Guilt is the driving force of the economy, the parenting, the romantic and platonic relationships, it’s ubiquitous and it is real. Forcing guilt on someone to control them is called a «guilt trip», because it takes you places and comes at a cost. How often can you violate someone before they stop trusting you? That depends on how nice you can be and how familiar that person is with violence.

And since I know violence intimately, affectionately, frighteningly, I’m too good at recognizing it and too slow to understand that being violent doesn’t make you a bad person, because bad people don’t exist.

It was a compelling idea that they do, and I believed in it whole-heartedly, and since I occasionally fell victim to heinous acts, and made sense of them by repetition, I believed to be a bad person, too.

But the truth is, no one enters this world with the intention to do harm. Violence is the self-perpetuating side effect of communal living, and its slithering accessory is guilt.
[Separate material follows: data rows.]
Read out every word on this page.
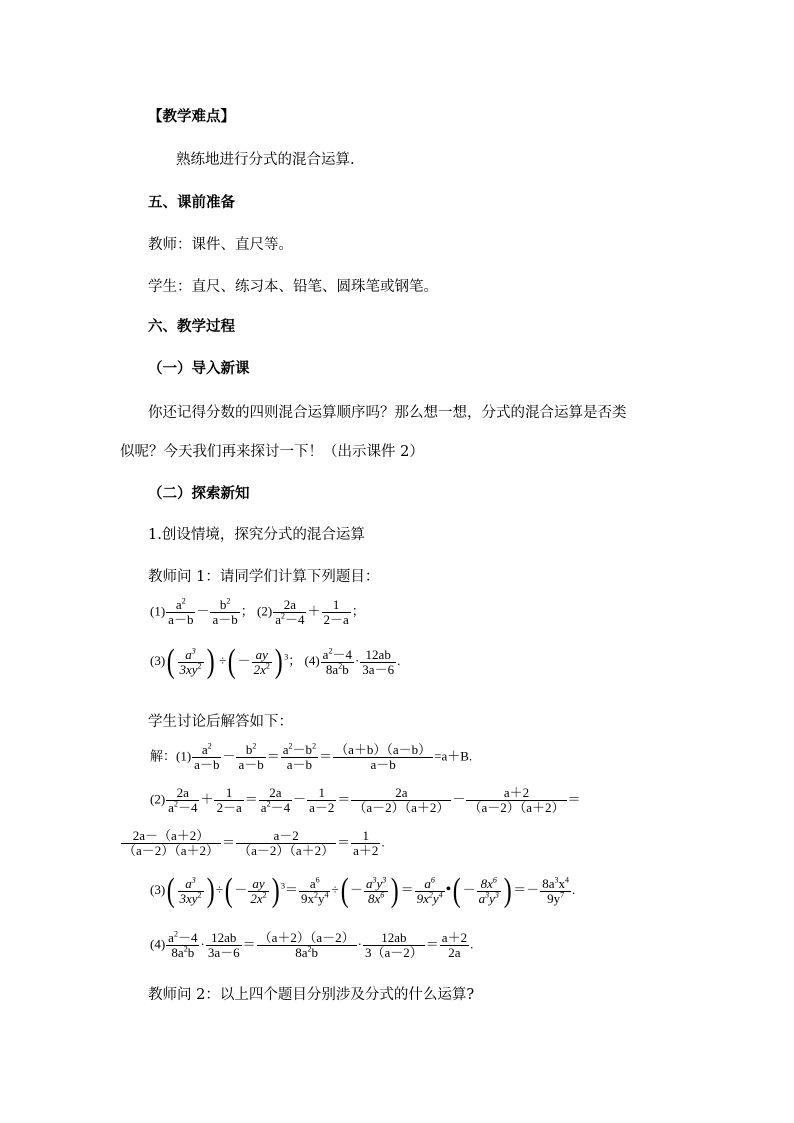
【教学难点】
熟练地进行分式的混合运算.
五、课前准备
教师：课件、直尺等。
学生：直尺、练习本、铅笔、圆珠笔或钢笔。
六、教学过程
（一）导入新课
你还记得分数的四则混合运算顺序吗？那么想一想，分式的混合运算是否类
似呢？今天我们再来探讨一下！（出示课件 2）
（二）探索新知
1.创设情境，探究分式的混合运算
教师问 1：请同学们计算下列题目：
$(1) \frac{a^2}{a-b} - \frac{b^2}{a-b}$ ； $(2) \frac{2a}{a^2-4} + \frac{1}{2-a}$ ；
$(3)( \frac{a^3}{3xy^2}$ ) ÷( － $\frac{ay}{2x^2}$ ) $^3$； $(4) \frac{a^2-4}{8a^2b} \cdot \frac{12ab}{3a-6}$ .
学生讨论后解答如下：
解：$(1) \frac{a^2}{a-b} - \frac{b^2}{a-b} = \frac{a^2-b^2}{a-b} = \frac{(a+b)(a-b)}{a-b} =a+B$.
$(2) \frac{2a}{a^2-4} + \frac{1}{2-a} = \frac{2a}{a^2-4} - \frac{1}{a-2} = \frac{2a}{(a-2)(a+2)} - \frac{a+2}{(a-2)(a+2)}$ ＝
$\frac{2a-(a+2)}{(a-2)(a+2)} = \frac{a-2}{(a-2)(a+2)} = \frac{1}{a+2}$ .
$(3)( \frac{a^3}{3xy^2}$ ) ÷( － $\frac{ay}{2x^2}$ ) $^3= \frac{a^6}{9x^2y^4}$ ÷( － $\frac{a^3y^3}{8x^6}$ ) ＝ $\frac{a^6}{9x^2y^4}$ •( － $\frac{8x^6}{a^3y^3}$ ) ＝－ $\frac{8a^3x^4}{9y^7}$ .
$(4) \frac{a^2-4}{8a^2b} \cdot \frac{12ab}{3a-6} = \frac{(a+2)(a-2)}{8a^2b} \cdot \frac{12ab}{3(a-2)} = \frac{a+2}{2a}$ .
教师问 2：以上四个题目分别涉及分式的什么运算?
It doesn’t mean we can’t stand to be kinder, more considerate people, but it does mean we take for granted all the ways we already are. That is human nature.

It doesn’t mean inaction can’t be violent or that the excuses are acceptable. All violence can be explained, and you preside judge and jury over whether you deem it unforgivable. Forgiveness is yours to give, after all.
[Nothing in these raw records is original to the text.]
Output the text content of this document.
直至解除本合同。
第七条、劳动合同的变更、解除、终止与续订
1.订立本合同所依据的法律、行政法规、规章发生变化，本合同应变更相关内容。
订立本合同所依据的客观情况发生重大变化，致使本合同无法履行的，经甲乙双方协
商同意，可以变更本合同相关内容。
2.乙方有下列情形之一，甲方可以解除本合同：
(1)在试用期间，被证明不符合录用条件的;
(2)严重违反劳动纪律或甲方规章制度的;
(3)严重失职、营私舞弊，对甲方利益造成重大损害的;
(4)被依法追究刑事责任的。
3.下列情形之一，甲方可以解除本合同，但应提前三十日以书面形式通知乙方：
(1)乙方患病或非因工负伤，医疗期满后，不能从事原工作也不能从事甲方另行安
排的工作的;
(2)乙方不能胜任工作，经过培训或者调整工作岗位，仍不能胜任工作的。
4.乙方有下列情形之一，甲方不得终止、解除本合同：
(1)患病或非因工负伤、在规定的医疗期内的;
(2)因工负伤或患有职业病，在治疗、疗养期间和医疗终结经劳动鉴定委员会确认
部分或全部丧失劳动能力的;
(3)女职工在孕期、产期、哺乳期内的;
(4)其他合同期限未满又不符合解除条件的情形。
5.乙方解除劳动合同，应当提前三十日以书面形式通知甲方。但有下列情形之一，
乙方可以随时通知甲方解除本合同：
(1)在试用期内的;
But the violence you direct towards yourself is subtle and requires no reprieve. We even glorify people who are prone to it, like athletes and tortured artists. And then we wonder, how we could ever admire someone who self-harms publicly at the first sign they hurt others in the privacy of their personal lives. That’s what we call evil, because it is wrong and as it was hidden from us, it must signify guilt, and if there is no remorse, it is more wrong. But not all remorse is good remorse because some remorse is a lie, and lying is just more wrong on top of a thick layer of wrong that is violence and all that must be fought with more violence lest we all fall victim to the violence that began this in the first place.

The judgement of evil helps us survive, but the guilt that comes with it will not let us thrive and so the cycle starts anew, but this time we become the evil we fought.

The pain that comes with realizing you are no better than the people who have hurt you is indescribable and it can’t be soothed. The intricate tapestry becomes black and white in its sharpness and you see yourself in it, bad and unforgivable. Not because you meant it, but because you have done it.

And while that pain is visceral and necessary, the judgement that comes with it is not.

You’ve realized you’ve done wrong, but it doesn’t make you wrong and if you believe to be wrong in perpetuity, what would stop you from continuing to do wrong? What would move you to make amends?

The knowledge of good and evil was in an apple, and the serpent tempting you was simply guilt. Judgement reserved for beings less complex than us got us kicked out of paradise and now we are here, not only judging others, but judging ourselves to our own detriment. So now what?

I don’t know about you, but if all I have to do to understand is sit quietly, listening to my breath, feeling the pain of being a small branch in the root of all evil, I’ll try that.

And then I might forgive myself one day, maybe see all of the good in myself the very next one.